Physics in the animal world: sea sponges and their "fiber"

The crab probably came to admire the perfect skeleton structure of glass sponges of the type. Venus basket.
Sea sponges are primitive organisms. These are invertebrate animals that spend almost their entire lives, attached to rocks or the bottom. Sponges are found almost everywhere, from coastal zones to the deepest places in the ocean. There are approximately 8,000 species of sponges . They do not have real tissues and organs, their functions are performed by individual cells and layers of cells. They feed on sponges, driving water through their own body. The filtrate, which receives small creatures and various organic particles, and serves as food for the sponge.
There are also predatory sponges - there are about 140 species of them. These predators feed on crustaceans and other small animals. For hunting, sponges of the Cladorhizidae family use long sticky threads of a cell structure. When the victim sticks to the thread, it shortens, tightens the victim to the sponge, which gradually envelops the victim and digests it. Sponge water filtration is used not only to get food, but also to get oxygen for body tissues. According to experts, every day many types of sponges pump a volume of water through themselves, exceeding their own body volume by 20,000. One of the most unusual types of sponges is Cladorhizidae. These creatures can be called a living optical fiber.
This sponge belongs to the class of glass sponges (six-sponges), which create their own basis of silicon dioxide. These living organisms are very beautiful, because the threads of the "skeleton" are intertwined in the most unusual combinations. Glass sponges such as Cladorhizidae usually live with shrimps, which occupy the inner cavity of the skeleton. Shrimps swim inside the larvae, and after the molt they remain to live inside, because they cannot pass through the cells of the glass network. The size of glass sponges reaches 20-30 centimeters.
Glass sponges previously interested experts from Bell Labs. Representatives of the company, examining the skeleton fibers, concluded that the material is similar in structure to fiber. The length of the sponge fibers is 5-15 cm, and the diameter is 40-70 microns. The structure of the fibers is complex, they are multi-layered objects. The center is a rod of, in fact, quartz glass. This core is surrounded by layers of organic matter and a shell. Moreover, the shell has a special structure that provides the ability to conduct light through artificial fibers.

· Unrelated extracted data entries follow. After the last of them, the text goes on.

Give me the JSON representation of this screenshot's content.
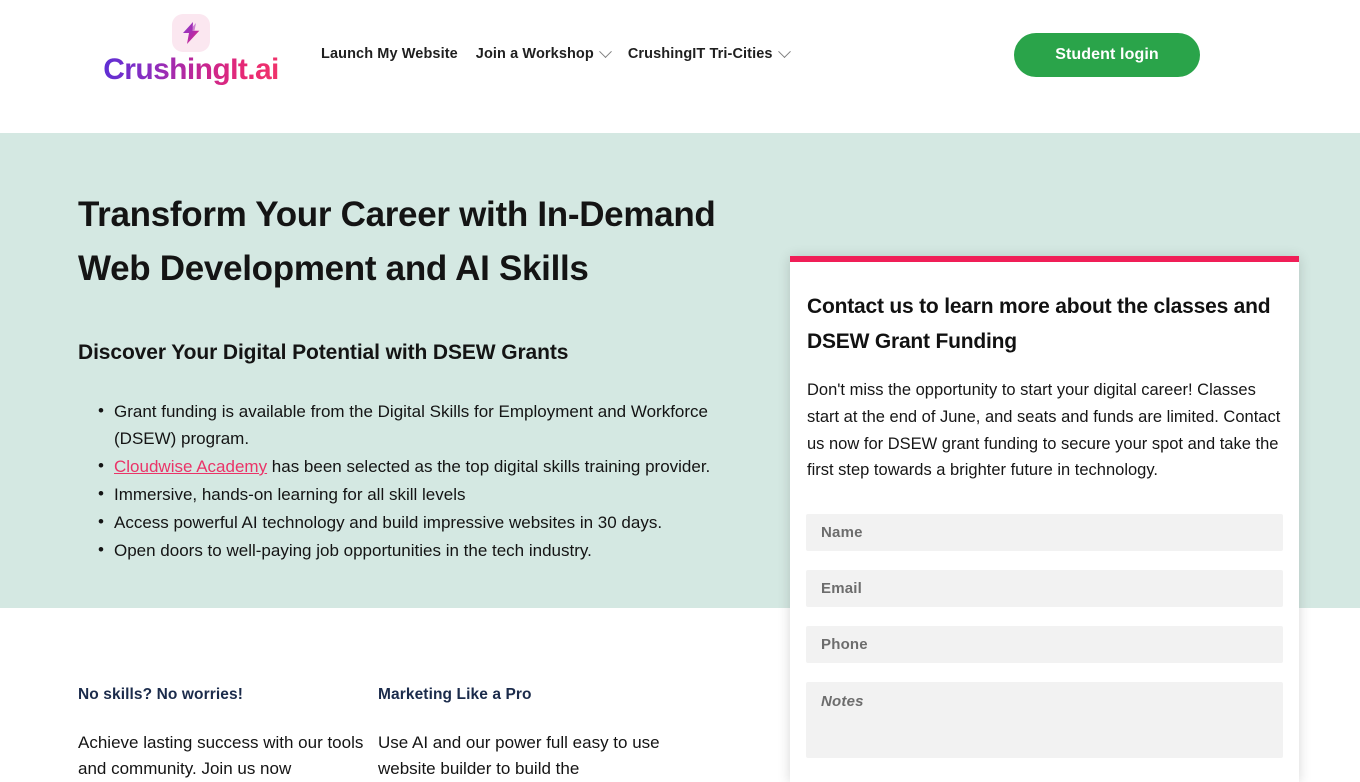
{
  "header": {
    "brand": {
      "name": "CrushingIt.ai",
      "mark_icon": "lightning-bolt-icon"
    },
    "nav": [
      {
        "label": "Launch My Website",
        "has_chevron": false
      },
      {
        "label": "Join a Workshop",
        "has_chevron": true
      },
      {
        "label": "CrushingIT Tri-Cities",
        "has_chevron": true
      }
    ],
    "login_button": "Student login",
    "login_button_color": "#2aa44a"
  },
  "hero": {
    "background_color": "#d4e8e2",
    "heading": "Transform Your Career with In-Demand Web Development and AI Skills",
    "subheading": "Discover Your Digital Potential with DSEW Grants",
    "bullets": [
      {
        "prefix": "",
        "link": "",
        "text": "Grant funding is available from the Digital Skills for Employment and Workforce (DSEW) program."
      },
      {
        "prefix": "",
        "link": "Cloudwise Academy",
        "text": " has been selected as the top digital skills training provider."
      },
      {
        "prefix": "",
        "link": "",
        "text": "Immersive, hands-on learning for all skill levels"
      },
      {
        "prefix": "",
        "link": "",
        "text": "Access powerful AI technology and build impressive websites in 30 days."
      },
      {
        "prefix": "",
        "link": "",
        "text": "Open doors to well-paying job opportunities in the tech industry."
      }
    ],
    "link_color": "#ea3468"
  },
  "contact_card": {
    "accent_color": "#f01e57",
    "title": "Contact us to learn more about the classes and DSEW Grant Funding",
    "body": "Don't miss the opportunity to start your digital career! Classes start at the end of June, and seats and funds are limited. Contact us now for DSEW grant funding to secure your spot and take the first step towards a brighter future in technology.",
    "fields": {
      "name_placeholder": "Name",
      "name_value": "",
      "email_placeholder": "Email",
      "email_value": "",
      "phone_placeholder": "Phone",
      "phone_value": "",
      "notes_placeholder": "Notes",
      "notes_value": ""
    }
  },
  "features": [
    {
      "heading": "No skills? No worries!",
      "text": "Achieve lasting success with our tools and community. Join us now"
    },
    {
      "heading": "Marketing Like a Pro",
      "text": "Use AI and our power full easy to use website builder to build the"
    }
  ]
}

Bell Labs studied the structure of sponge fiber, finding out that it consists of several layers. The optical properties of each layer are different. As mentioned above, the center of the sponge optical fiber is a rod of pure quartz glass. Concentric layers of glass surround the core as the sponge grows. It is this structure that makes the fiber formed by the sponge very resistant to fractures and cracks. Separate layers are glued together with a special organic glue. As the skeleton is formed, the individual fibers intertwine together, and form something resembling a lattice.

The structure of the skeleton of glass sponges has much in common with the structure of buildings and structures created by man. True, the “buildings” that the sponge creates are 1000 times smaller than most objects of this type created by man. The photo shows the Swiss Tower from London, Hotel De Las Artes from Barcelona and the structural element of the Eiffel Tower.
The lattice is enhanced.special substance (mesoglue), and the skeleton of the sponge under the influence of mesoglue and the sheath of fibers becomes quite durable. According to experts, this structure is similar to that used by architects who create buildings in seismically hazardous areas. Such material can be slightly deformed, but it is very difficult to break it. Evolving sponges have learned to build the most durable skeletons of the minimum amount of material. Researchers say that the sponge uses exactly as much material as is required, and no more.
Interestingly, a sponge species Euplectella aspergillum(already mentioned above "basket Venus") is attached to the bottom with elastic glass needles, spicules, whose diameter is 50 microns. Their length can reach 10 centimeters. These spicules are very strong, so tearing them off the sponge is very difficult.
Last year, scientists studying glass sponges, conducted a simulation of the mechanical properties of the artificial fibers of these creatures. The goal was to find the optimal sequence of cylinder thickness to achieve maximum tensile strength of the skeleton. As it turned out, the calculated parameters are very close to real. Sponges use a reduction in thickness from the center to the edge.

Joanna Eisenberg argues that the skeleton of glass sponges is one of the best solutions in engineering mechanics. Perhaps this material will be able to help a person discover new possibilities of materials science and improve engineering design. This structure is very complex, it concerns both individual fibers and the entire skeleton as a whole. “It baffles me. I can't imagine how sponges form their skeleton from individual fibers, creating almost perfect structures, ”said Eisenberg. Now scientists assume that in the center of each fiber, when it is formed, there is a protein that plays an important role in the creation of both the core and the entire optical fiber as a whole.
“It's amazing how many engineering construction methods use sponges to create a skeleton,” says James Weaver, a scientist at the University of California, Santa Barbara.